The Advantages of Fused Silica & Quartz
Dec. 07, 2021
Every optical designer's tool belt comes with a wide variety of materials to choose from. However, from high and low refractive index optical glasses, absorption filters, various crystals, composites and plastics, few have the broad appeal of fused silica. In terms of applications, this high-purity, non-crystalline material is often the preferred substrate, and for good reason. If you are in the market for a versatile, high-performance substrate for lenses, windows, mirrors, or even simple, stable tools, consider the following.
Low coefficient of thermal expansion
A hallmark of fused silica is its thermal stability. While other optical materials lose their surface accuracy with large changes in temperature, fused silica is known for its ability to resist thermal shock and expansion. This important property makes it a perfect choice for mirror substrates when considering the application of metallic or dielectric coatings. The low CTE also helps maintain the accuracy of optical transmission wavefront distortion over a range of temperatures.
Through a variety of manufacturing processes, fused silica manufacturers have made it possible to achieve surprisingly high throughputs over a wide spectral range. Standard grade UV fused silica transmits >90% over the 200 nm to 2 µm range with only slight deviations at 1.4 µm wavelengths. Switch to IR grade fused silica and remove the OH absorption band and you will achieve >90% in the 250 nm to 3.5 µm range. There are other fused silica varieties with low metallic impurities that allow transmission in the extreme UV region of high power semiconductors, 248nm and 193nm. Since most optical glasses "turn on" at 350nm and begin to "decay" near the 2 micron range, fused silica is simply a superior and more versatile optical material.
High chemical resistance
Fused silica is chemically inert and will not react with a wide range of compounds, including most very high concentrations of acids, except hydrofluoric acid. This durability is very useful when fused silica is used as a window in harsh environments or as a laboratory tool in contact with corrosive chemicals. This resistance also protects the integrity of the surface finish of the optics, contributing to flatness and transmission wavefront distortion.

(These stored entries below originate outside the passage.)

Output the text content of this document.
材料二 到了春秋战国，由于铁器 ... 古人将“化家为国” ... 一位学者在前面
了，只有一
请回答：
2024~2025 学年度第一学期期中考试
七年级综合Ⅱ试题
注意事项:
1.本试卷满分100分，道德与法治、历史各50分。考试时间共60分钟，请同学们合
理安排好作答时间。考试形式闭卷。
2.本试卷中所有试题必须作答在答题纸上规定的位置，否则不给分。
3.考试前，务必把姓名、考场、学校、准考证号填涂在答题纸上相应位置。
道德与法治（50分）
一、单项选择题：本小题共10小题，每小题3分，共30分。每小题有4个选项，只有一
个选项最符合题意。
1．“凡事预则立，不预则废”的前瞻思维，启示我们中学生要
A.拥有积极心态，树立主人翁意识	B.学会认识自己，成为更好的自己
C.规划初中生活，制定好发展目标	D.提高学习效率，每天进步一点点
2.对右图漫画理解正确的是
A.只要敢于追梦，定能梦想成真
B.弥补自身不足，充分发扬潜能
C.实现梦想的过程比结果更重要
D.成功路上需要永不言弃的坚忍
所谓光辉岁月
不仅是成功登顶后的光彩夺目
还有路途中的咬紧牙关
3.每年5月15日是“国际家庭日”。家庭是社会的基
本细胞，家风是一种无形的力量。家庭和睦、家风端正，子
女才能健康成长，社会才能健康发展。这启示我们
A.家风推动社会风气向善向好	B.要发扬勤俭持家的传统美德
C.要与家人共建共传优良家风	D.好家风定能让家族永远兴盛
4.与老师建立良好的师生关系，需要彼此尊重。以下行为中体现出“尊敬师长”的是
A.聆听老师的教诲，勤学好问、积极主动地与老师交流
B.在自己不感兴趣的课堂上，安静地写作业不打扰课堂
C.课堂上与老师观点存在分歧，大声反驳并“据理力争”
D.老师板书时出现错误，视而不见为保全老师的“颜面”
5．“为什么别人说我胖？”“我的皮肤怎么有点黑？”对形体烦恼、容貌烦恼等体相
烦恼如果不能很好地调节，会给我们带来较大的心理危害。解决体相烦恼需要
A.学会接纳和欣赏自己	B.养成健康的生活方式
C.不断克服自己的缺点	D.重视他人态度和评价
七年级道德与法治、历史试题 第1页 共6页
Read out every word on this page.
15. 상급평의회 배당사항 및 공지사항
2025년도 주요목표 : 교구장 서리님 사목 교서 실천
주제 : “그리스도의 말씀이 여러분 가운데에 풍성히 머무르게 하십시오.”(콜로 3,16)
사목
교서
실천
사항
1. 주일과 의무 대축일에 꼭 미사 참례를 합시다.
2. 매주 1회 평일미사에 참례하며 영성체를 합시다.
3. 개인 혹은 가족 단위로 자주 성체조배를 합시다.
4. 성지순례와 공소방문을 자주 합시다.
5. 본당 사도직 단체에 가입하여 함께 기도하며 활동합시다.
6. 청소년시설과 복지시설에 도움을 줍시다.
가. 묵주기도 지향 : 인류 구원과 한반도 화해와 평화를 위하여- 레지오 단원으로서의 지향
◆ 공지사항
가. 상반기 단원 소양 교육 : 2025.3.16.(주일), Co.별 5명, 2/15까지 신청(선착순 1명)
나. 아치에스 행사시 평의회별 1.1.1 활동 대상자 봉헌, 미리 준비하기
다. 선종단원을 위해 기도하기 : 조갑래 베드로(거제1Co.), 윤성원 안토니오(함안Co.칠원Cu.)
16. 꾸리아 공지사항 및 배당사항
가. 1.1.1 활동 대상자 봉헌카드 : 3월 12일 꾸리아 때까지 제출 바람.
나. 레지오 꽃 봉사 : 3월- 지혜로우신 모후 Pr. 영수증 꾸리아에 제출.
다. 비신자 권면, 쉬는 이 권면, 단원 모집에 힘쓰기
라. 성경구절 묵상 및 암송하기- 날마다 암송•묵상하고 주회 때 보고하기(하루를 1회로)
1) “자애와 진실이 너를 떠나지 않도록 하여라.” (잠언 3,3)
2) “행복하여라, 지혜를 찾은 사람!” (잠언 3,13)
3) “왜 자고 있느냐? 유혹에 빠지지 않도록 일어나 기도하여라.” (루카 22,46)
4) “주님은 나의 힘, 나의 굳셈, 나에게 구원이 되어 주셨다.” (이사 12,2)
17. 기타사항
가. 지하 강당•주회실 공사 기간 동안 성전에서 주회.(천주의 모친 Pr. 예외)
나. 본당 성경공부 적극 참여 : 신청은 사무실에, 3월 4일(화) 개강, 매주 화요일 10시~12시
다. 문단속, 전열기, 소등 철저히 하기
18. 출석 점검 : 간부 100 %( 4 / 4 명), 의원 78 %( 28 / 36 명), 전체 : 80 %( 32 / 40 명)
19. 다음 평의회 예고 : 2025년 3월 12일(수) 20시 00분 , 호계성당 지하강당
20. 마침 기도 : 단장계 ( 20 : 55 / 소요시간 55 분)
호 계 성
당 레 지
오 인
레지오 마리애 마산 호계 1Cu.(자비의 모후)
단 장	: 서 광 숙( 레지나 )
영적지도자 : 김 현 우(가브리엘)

Signal-to-noise ratio is an important factor in the design of every optical system. When exposed to high intensity radiation such as UV, many materials absorb energy and re-emit it, thus emitting fluorescence. This effect introduces unwanted noise into the system, which degrades the overall signal and reduces the efficiency of the instrument. Fused silica provides very low and in many cases no fluorescence in the presence of such radiation. This particular property has earned fused silica a reputation as the material of choice for laser applications.